ヒビ割れは当然のこと、ピカピカで固くなっている場合は、ゴムの劣化なので、掃除では回復しない。
関連:[SONY] ピンチローラーの交換(型式と大きさ) [カセットデッキ]
キャプスタンの汚れがひどく、綿棒掃除程度では取れない場合は、メカを分解し、フライホイール+キャプスタンを取り出して掃除しよう。
キャプスタンに錆が残る場合でも、過度なヤスリ掛けは厳禁。
キャプスタンはキャプスタン受けやテープに触れるので、表面がザラついてはならないからだ。
必要物
液体と綿棒で掃除を行う。
綿棒の軸が柔らかいと掃除が甘くなるので、プラ軸や紙軸よりも、木軸綿棒が良。
昔ながらの専用クリーナーが、令和になった今も売られているが、
専用クリーナー:オーディオテクニカ ヘッドクリーナー [AT6037]
567に備えて手元にあろう、以下のような消毒液も使える。
無水エタノール
・エタノール:99.5vol%
水をほとんど含まないので、ヘッドやキャプスタンのような金属部分に向く。
アルコール分が高いため、ピンチローラーには向かない。
価格:酒税的なものが掛かるので高い。
消毒用アルコール
・エタノール:76.9-81.4vol%
・イソプロピルアルコール(IPA):少量
・他:精製水
アルコール分が低いので、ピンチローラーに向く。
価格:IPAを添加し、酒税的なものが掛からないようにしている(=安価)。
消毒用アルコール
・イソプロピルアルコール(IPA):50/70vol%
・他:精製水
アルコール分が50-70%と低いので、ピンチローラーに向く。
価格:IPAがエタノールよりも安いので安価。
IPAの脱脂作用はエタノールに比べ高いので、手荒れに注意。
IPAの呼称
IPA:イソプロピルアルコール、イソプロパノール、2-プロパノール
化学式:C3H8O
示性式 CH3CH(OH)CH3
関連:2-プロパノール (Wikipedia)
保管方法
火気厳禁は当然のこと、エタノールにしろIPAにしろ、しっかり栓を閉めないと、蒸発してなくなっていくので注意。

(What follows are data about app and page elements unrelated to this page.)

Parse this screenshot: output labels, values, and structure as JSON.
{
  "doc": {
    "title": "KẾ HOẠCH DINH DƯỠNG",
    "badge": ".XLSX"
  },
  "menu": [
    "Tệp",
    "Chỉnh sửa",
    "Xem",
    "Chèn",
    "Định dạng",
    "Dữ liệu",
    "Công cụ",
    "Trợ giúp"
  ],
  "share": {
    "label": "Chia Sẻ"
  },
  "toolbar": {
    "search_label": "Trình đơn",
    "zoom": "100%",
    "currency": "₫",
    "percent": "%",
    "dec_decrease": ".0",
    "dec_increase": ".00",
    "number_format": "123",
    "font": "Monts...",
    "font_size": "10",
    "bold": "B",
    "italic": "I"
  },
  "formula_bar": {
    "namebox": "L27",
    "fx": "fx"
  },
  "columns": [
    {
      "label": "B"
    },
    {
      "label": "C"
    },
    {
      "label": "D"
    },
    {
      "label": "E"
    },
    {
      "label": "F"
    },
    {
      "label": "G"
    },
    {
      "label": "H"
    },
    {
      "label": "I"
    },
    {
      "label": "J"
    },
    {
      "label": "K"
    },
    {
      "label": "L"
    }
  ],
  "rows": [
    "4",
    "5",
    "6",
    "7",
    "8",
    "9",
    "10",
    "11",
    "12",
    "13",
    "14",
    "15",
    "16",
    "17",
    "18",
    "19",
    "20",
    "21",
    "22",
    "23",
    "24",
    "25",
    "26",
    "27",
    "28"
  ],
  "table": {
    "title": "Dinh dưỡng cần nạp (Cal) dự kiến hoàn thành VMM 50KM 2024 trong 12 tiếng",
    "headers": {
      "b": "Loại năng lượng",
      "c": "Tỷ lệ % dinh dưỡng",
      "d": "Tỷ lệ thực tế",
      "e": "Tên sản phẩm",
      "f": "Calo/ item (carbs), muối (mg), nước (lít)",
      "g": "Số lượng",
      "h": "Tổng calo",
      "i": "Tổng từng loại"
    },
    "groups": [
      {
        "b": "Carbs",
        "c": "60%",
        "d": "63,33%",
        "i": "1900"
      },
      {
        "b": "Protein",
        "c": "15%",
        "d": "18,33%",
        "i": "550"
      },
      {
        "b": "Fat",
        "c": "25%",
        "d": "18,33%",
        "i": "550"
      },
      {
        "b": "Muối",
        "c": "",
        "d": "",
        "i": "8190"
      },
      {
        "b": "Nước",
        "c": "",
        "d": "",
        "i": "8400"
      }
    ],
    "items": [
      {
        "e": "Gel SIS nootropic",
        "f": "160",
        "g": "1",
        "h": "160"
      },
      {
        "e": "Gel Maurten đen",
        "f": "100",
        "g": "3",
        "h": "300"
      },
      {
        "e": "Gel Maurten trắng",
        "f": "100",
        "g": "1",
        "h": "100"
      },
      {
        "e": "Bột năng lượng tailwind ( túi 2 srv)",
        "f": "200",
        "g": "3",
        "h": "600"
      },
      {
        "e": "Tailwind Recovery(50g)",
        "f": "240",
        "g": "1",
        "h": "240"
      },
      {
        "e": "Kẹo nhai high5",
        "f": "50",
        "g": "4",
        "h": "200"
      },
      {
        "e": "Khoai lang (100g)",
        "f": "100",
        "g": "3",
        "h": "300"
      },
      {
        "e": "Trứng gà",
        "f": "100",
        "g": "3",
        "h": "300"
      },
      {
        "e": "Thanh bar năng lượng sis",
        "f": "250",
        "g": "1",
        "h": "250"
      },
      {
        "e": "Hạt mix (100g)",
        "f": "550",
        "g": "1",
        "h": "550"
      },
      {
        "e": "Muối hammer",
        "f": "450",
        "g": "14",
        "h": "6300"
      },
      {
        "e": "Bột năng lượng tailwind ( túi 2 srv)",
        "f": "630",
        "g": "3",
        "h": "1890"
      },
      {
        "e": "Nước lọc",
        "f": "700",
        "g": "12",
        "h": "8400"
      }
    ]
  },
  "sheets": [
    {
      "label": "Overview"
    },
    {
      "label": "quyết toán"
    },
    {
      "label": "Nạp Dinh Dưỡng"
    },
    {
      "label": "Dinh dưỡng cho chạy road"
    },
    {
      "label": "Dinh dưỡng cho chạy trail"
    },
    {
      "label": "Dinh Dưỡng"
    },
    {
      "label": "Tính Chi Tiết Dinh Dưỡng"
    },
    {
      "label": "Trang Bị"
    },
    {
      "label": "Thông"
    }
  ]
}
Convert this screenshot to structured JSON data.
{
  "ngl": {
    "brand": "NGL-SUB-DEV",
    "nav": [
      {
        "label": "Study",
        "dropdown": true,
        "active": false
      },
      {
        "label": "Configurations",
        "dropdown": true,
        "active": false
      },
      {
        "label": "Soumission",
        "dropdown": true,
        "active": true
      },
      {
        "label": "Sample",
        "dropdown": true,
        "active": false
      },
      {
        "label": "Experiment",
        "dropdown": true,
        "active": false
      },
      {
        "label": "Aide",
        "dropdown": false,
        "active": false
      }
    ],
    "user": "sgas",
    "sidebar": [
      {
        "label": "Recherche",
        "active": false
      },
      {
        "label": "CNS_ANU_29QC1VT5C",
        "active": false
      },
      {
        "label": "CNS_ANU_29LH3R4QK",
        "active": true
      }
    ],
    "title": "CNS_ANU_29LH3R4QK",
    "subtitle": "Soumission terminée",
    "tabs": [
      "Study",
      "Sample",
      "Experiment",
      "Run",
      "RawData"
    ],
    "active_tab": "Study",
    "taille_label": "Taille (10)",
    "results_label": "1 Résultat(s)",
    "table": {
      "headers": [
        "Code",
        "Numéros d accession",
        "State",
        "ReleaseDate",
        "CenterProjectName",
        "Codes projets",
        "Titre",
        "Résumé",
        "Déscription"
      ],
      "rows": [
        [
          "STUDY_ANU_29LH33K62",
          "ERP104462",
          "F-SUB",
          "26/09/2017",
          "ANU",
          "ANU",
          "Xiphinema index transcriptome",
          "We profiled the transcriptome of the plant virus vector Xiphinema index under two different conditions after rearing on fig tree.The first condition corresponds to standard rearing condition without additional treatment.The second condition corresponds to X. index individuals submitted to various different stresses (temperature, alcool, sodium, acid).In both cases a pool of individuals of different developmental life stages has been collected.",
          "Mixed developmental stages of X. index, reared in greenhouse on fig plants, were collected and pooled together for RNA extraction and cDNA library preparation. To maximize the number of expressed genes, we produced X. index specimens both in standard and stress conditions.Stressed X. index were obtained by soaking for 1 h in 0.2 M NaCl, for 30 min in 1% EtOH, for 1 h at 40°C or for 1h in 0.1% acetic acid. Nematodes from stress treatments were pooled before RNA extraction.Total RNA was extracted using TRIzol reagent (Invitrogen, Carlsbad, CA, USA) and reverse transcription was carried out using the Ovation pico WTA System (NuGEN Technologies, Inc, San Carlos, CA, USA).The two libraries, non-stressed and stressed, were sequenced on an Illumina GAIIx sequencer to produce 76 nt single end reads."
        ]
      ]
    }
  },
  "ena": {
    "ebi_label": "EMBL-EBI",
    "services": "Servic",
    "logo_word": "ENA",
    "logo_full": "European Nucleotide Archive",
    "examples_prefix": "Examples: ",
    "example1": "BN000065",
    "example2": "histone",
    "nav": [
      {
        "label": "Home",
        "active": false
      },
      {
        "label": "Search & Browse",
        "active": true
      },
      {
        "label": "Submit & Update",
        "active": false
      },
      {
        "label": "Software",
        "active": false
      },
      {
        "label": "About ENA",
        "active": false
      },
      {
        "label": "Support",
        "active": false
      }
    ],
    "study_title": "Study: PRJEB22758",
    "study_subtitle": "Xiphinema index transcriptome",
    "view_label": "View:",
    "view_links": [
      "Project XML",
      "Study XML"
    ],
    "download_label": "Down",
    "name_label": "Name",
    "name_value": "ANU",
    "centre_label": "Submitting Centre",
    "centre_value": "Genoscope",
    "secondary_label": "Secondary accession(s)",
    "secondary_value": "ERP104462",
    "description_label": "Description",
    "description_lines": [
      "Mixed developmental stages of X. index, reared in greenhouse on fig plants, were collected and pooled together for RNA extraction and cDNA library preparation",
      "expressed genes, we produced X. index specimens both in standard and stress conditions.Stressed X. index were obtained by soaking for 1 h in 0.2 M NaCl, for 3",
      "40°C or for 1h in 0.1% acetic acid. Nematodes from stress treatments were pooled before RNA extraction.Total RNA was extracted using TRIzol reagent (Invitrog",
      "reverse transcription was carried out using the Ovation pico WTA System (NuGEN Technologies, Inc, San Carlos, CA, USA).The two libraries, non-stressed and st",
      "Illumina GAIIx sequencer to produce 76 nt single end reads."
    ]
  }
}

水を含む液体の場合、アルコールが蒸発し、結果としてアルコール分が下がってしまうことになる。
容器に使用期限が記されているが、消毒液としての用途ならともかく、ヘッド掃除用なら期限を過ぎても問題ない。
カセット型
乾式にしろ湿式にしろ、カセット型のものは、撫でているだけなので効果は薄い。
綿棒での掃除ができない、カーステレオ等で使う。
普段は綿棒で掃除し、様子を見て、1年に1回くらいは、メカ部分解でガッツリ掃除しよう。